Em março de 2025, em diálogo com o Coletivo TYBYRA, decidimos escrever um texto – em formato de cartilha – direcionada a pessoas indígenas LGBTQIAPN+. O objetivo era explicar o que é a COP e porque pessoas LGBTQIAPN+ precisam ser incluídas na conversa. Uma reflexão iniciada em um processo colaborativo de pesquisa envolvendo construção de políticas públicas destinadas a essa população. Então, a muitas mãos, elaboramos a cartilha “Pessoas indígenas LGBTQIAPN+ e a luta por justiça climática: um lugar na mesa de negociação!” que foi lançada no Acampamento Terra Livre (ATL) em 2025.

E no fim de semana pós ATL, fomos convidadas a participar de uma atividade de formação organizada pelo Instituto Kabu para indígenas da etnia Kayapó das Terras Indígenas Baú e Menkragnoti. O convite era para que uma de nós, Veronica, tratasse de financiamento climático e a outra, Tchella, de gênero e clima.

Ambas as experiências foram bonitas e desafiadoras. Havia uma expectativa, nos dois convites, de que fôssemos facilitadoras da aproximação de pessoas indígenas com o “mundo” das COPs. Algo como que uma tradução palatável das siglas e da lógica de funcionamento das reuniões, de forma que quando as pessoas estiverem lá – ou em suas estratégias de mobilização – consigam utilizar as terminologias aceitas nesse mundo. 

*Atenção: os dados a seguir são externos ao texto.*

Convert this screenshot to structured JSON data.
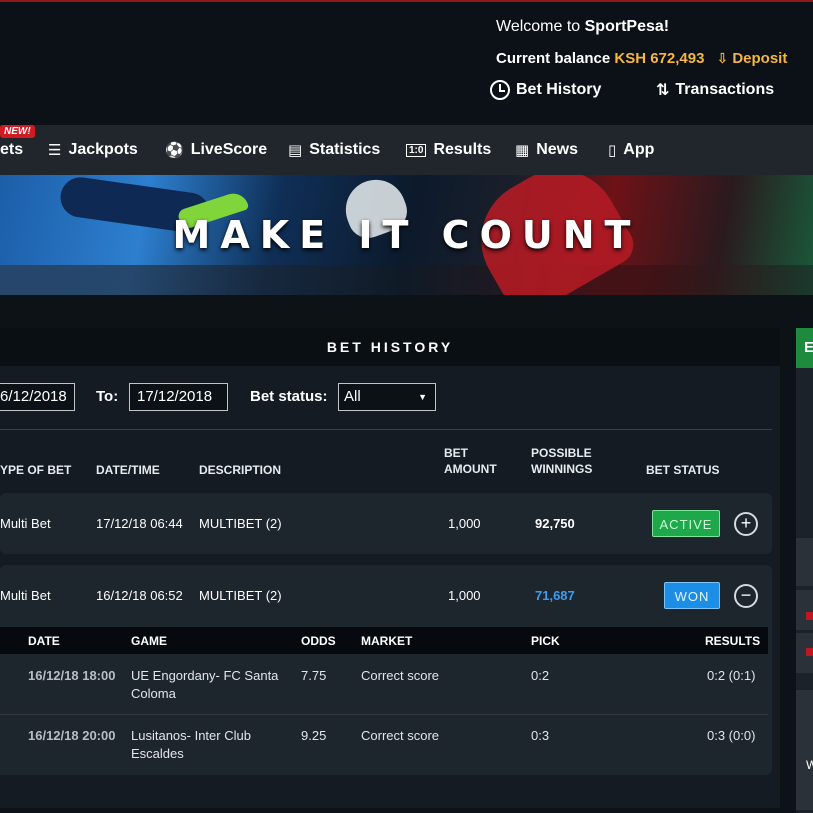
{
  "header": {
    "welcome_prefix": "Welcome to ",
    "brand": "SportPesa!",
    "balance_label": "Current balance ",
    "balance_value": "KSH 672,493",
    "deposit_label": "Deposit",
    "links": [
      {
        "label": "Bet History",
        "icon": "clock-icon"
      },
      {
        "label": "Transactions",
        "icon": "transfer-arrows-icon"
      }
    ]
  },
  "nav": {
    "new_badge": "NEW!",
    "items": [
      {
        "label": "ets",
        "icon": ""
      },
      {
        "label": "Jackpots",
        "icon": "jackpot-stack-icon"
      },
      {
        "label": "LiveScore",
        "icon": "soccer-ball-icon"
      },
      {
        "label": "Statistics",
        "icon": "clipboard-icon"
      },
      {
        "label": "Results",
        "icon": "scoreboard-icon"
      },
      {
        "label": "News",
        "icon": "newspaper-icon"
      },
      {
        "label": "App",
        "icon": "mobile-phone-icon"
      }
    ]
  },
  "banner": {
    "text": "MAKE IT COUNT"
  },
  "bet_history": {
    "title": "BET HISTORY",
    "from_value": "6/12/2018",
    "to_label": "To:",
    "to_value": "17/12/2018",
    "status_label": "Bet status:",
    "status_value": "All",
    "columns": {
      "type": "YPE OF BET",
      "datetime": "DATE/TIME",
      "description": "DESCRIPTION",
      "amount_1": "BET",
      "amount_2": "AMOUNT",
      "winnings_1": "POSSIBLE",
      "winnings_2": "WINNINGS",
      "status": "BET STATUS"
    },
    "bets": [
      {
        "type": "Multi Bet",
        "datetime": "17/12/18 06:44",
        "description": "MULTIBET (2)",
        "amount": "1,000",
        "winnings": "92,750",
        "status": "ACTIVE",
        "toggle": "+"
      },
      {
        "type": "Multi Bet",
        "datetime": "16/12/18 06:52",
        "description": "MULTIBET (2)",
        "amount": "1,000",
        "winnings": "71,687",
        "status": "WON",
        "toggle": "−"
      }
    ],
    "game_columns": {
      "date": "DATE",
      "game": "GAME",
      "odds": "ODDS",
      "market": "MARKET",
      "pick": "PICK",
      "results": "RESULTS"
    },
    "games": [
      {
        "date": "16/12/18 18:00",
        "game_1": "UE Engordany- FC Santa",
        "game_2": "Coloma",
        "odds": "7.75",
        "market": "Correct score",
        "pick": "0:2",
        "result": "0:2 (0:1)"
      },
      {
        "date": "16/12/18 20:00",
        "game_1": "Lusitanos- Inter Club",
        "game_2": "Escaldes",
        "odds": "9.25",
        "market": "Correct score",
        "pick": "0:3",
        "result": "0:3 (0:0)"
      }
    ]
  },
  "side": {
    "green_letter": "E",
    "bottom_letter": "W"
  },
  "colors": {
    "accent": "#f5b642",
    "active": "#1ea84a",
    "won": "#1c8ee6",
    "winnings_blue": "#3a9ef2",
    "brand_red": "#d11b22"
  }
}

Mas entre o convite, o plano e a interação real, nos vimos numa tarefa maior. Porque para falar da agenda de negociação que está na mesa em 2025, é preciso tentar explicar o inexplicável, o inconformável: a distância entre a urgência do problema e a capacidade de chegar a consensos radicais e ambiciosos. Que não, não há financiamento suficiente. Que não, não há consenso sobre a eliminação urgente da exploração dos combustíveis fósseis. E que não, nem todos poderemos entrar nos pavilhões das COPs, que se entrarmos não seremos ouvidos, e que possivelmente não compreenderemos o que está sendo dito – seja porque em inglês, seja em razão da linguagem hermética do espaço, que uma formação de dois dias ou uma cartilha não é capaz de solucionar. Então, se por um lado, acreditamos e defendemos que todos temos o direito de nos envolver, por outro, cresceu o receio de que estamos criando falsas expectativas  – como se bastasse entendermos um pouco mais essa linguagem para podermos entrar na festa, quando, ao que parece, quanto mais nos apropriamos dessa linguagem, mais vemos os seus limites. Essa talvez tenha sido a parte da nossa incomodidade. 

  Qual o sentido de “ensinar” sobre as COPs – quando o que a gente precisa é que negociadores e especialmente tomadores de decisão aprendam a ouvir essas outras vozes? Se há esforço de se apropriar e compreender o mundo das COPs, há esforço do mundo das COPs em ouvir e compreender e se transformar a partir do que dizem as vozes dos territórios?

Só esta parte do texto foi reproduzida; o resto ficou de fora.